Le SSUU, precisano che l'esito del contraddittorio, non condiziona l'impugnabilità dell'accertamento, in quanto il giudice tributario potrà valutare liberamente sia l'applicabilità degli "standards" al caso concreto, che dovrà essere dimostrato dall'ente impositore, sia la controprova offerta dal contribuente che, al riguardo, non è vincolato alle eccezioni sollevate nella fase del procedimento amministrativo e dispone della più ampia facoltà, incluso il ricorso a presunzioni semplici, anche se non abbia risposto all'invito al contraddittorio in sede amministrativa, restando inerte.
Chiaramente una tale condotta, precisano le SSUU, consentirà all'Ufficio di motivare l'accertamento sulla sola base dell'applicazione degli "standards", rilevando l'impossibilità di costituire il contraddittorio con il contribuente, nonostante il rituale invito: il giudice potrà valutare, la mancata risposta all'invito[42] .
Così pure la C. di Cassazione nel 2012[43]ha precisato che l'accertamento sintetico disciplinato dal D.P.R. n. 600 del 1973, art. 38, già nella formulazione anteriore a quella successivamente modificata dal D.L. 31 maggio 2010, n. 78, art. 22, convertito in L. n. 122 del 2010, tende a determinare, attraverso l'utilizzo di presunzioni semplici, il reddito complessivo presunto del contribuente mediante i c.d. elementi indicativi di capacità contributiva stabiliti dai decreti ministeriali con periodicità biennale.
In effetti il precedente testo dell’art. 38 dpr 600/1973 prevedeva elementi e circostanze di fatto certe facendo ritenere che ci si trovasse di fronte ad una presunzione legale relativa.
Nel DL 78/2010 non vi è più traccia di elementi certi e precisi così come non si fa alcun riferimento alle presunzioni tanto da poter ritenere che il legislatore abbia posto in essere una presunzione meno forte della precedente più simile a quella degli studi di settore.

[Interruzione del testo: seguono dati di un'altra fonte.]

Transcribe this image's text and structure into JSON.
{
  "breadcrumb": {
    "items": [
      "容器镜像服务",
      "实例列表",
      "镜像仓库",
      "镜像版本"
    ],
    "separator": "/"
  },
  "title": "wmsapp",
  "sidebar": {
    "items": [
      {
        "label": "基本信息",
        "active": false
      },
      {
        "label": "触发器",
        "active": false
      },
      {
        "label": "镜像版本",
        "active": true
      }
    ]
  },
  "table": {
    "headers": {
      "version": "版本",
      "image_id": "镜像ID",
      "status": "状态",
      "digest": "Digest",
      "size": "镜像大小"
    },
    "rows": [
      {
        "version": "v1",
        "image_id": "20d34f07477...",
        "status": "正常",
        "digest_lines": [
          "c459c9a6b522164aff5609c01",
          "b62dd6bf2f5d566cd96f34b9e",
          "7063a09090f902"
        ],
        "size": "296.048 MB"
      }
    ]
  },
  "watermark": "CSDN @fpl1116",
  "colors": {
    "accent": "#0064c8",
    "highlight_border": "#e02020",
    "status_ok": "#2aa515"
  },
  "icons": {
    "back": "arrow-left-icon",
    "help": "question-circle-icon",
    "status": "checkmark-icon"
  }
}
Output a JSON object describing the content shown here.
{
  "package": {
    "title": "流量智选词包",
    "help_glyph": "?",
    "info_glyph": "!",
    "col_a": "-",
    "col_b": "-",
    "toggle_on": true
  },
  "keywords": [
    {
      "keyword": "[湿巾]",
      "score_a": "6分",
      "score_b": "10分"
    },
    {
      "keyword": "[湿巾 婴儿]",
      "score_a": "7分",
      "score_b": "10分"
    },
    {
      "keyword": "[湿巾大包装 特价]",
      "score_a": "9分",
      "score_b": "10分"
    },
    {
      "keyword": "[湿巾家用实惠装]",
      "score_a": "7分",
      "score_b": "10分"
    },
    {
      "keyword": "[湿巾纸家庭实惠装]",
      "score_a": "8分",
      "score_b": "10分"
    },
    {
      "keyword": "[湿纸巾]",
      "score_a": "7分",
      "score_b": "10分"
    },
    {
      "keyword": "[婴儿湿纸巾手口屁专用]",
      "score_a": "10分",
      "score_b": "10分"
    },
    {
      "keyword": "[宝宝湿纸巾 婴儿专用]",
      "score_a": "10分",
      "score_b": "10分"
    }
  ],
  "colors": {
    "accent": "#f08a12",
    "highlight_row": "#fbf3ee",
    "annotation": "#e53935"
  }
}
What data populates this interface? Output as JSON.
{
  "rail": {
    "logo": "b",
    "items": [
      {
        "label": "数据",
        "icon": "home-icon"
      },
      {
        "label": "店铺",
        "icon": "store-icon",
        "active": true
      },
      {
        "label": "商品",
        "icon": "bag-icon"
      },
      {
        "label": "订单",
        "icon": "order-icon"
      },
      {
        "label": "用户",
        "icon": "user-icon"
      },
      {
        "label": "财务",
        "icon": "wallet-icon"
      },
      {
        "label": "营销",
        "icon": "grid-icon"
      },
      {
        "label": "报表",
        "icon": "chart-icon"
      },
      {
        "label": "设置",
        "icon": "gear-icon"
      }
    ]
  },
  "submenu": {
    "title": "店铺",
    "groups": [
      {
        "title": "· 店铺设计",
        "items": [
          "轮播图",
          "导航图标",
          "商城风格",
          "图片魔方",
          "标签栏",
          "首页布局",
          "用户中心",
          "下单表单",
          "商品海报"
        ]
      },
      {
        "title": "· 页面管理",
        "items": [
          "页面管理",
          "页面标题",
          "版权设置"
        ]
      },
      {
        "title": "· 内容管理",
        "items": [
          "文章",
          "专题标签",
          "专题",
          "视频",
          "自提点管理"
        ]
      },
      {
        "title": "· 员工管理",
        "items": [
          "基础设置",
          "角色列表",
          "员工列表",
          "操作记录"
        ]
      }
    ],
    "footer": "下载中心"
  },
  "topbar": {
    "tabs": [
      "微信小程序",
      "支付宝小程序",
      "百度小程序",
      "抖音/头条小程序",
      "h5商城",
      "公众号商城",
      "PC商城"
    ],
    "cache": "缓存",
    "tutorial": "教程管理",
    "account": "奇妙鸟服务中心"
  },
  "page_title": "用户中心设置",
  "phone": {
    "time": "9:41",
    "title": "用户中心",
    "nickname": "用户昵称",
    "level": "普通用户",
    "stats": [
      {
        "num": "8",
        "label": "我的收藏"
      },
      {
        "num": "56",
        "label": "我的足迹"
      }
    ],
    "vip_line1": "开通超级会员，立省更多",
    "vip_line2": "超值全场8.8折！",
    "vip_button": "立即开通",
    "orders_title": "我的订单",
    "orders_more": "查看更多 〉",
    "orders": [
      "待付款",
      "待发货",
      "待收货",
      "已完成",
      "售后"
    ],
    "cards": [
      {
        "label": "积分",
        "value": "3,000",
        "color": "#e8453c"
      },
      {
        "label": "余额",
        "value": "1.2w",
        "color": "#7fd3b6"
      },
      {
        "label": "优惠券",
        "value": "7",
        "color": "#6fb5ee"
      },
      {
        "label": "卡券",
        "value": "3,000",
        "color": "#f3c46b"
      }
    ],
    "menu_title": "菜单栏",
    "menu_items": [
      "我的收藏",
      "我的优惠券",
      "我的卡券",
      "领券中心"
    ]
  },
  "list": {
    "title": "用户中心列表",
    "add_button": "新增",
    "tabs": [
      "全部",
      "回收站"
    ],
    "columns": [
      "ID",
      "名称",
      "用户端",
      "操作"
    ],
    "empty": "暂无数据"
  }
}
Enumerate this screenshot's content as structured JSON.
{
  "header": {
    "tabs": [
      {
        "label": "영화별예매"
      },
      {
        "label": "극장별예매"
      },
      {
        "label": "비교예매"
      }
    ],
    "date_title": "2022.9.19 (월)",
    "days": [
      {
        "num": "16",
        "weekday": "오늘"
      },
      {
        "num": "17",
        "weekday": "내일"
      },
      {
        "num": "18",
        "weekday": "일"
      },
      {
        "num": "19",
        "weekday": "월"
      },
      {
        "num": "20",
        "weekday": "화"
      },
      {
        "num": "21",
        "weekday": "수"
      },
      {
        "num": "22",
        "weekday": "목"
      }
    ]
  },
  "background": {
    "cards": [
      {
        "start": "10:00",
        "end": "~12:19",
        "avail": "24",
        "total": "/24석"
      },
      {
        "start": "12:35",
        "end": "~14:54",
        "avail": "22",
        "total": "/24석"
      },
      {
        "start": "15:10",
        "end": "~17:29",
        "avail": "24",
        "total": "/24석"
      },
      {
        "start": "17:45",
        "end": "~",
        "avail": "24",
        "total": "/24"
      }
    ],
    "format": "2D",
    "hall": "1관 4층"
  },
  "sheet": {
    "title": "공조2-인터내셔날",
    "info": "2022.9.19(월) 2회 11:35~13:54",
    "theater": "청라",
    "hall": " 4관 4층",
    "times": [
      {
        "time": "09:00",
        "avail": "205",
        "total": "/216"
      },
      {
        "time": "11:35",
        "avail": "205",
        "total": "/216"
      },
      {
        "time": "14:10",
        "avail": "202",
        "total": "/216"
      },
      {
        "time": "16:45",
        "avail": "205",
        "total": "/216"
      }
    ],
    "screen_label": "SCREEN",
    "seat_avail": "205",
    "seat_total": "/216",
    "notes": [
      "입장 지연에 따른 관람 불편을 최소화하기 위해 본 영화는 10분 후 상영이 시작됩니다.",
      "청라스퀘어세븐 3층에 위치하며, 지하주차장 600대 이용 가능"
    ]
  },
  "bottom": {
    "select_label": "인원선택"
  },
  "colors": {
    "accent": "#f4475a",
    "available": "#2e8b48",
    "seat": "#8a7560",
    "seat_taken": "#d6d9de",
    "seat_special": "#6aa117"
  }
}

Scendendo nel dettaglio, l’accertamento sintetico del reddito, ai sensi dell’art. 38 c. 4 dpr 600/1973 si basa su elementi di capacità contributiva espressamente elencati nel D.M. 10.09.1992 che prevede la concorrenza del seguenti quattro presupposti:
1. Ricorrenza di elementi e circostanze di fatto certi
2. Presenza di beni indicatori di capacità contributiva o di elementi diversi
3. Scostamento di almeno ¼ tra reddito sintetico e reddito dichiarato
4. Presenza dello scostamento per almeno due periodi d’imposta
11. Il metodo sintetico in senso stretto.
Con il metodo sintetico in senso stretto: l’Agenzia delle Entrate determina il reddito complessivo del contribuente valutando le spese sostenute nel corso del periodo d’imposta di qualsiasi genere. L’ufficio dovrà:
a) indagare sulle spese e gli investimenti effettuati nel periodo d’imposta oggetto di verifica da parte del contribuente
b) valutare se e in quale misura tale importo sia stato finanziato con reddito non dichiarato.
Con il secondo metodo di rettifica nota appunto come redditometro la determinazione sintetica è fondata su indici di spesa e coefficienti di calcolo individuati con decreti ministeriali; per la stima del reddito sono state individuate 7 categorie[44], indicative di capacità di spesa
In entrambi i metodi, metodo sintetico in senso stretto, redditometro, l’onere della prova si inverte, poiché la sussistenza – coesistenza del 4 elementi sopra richiamati fondano una presunzione semplice rispetto alla quale il contribuente potrà difendersi confutando l’operato delle risultanze dell’ufficio accertatore con produzione di idonea documentazione.
Da precisare, tuttavia che la presunzione non opera immediatamente.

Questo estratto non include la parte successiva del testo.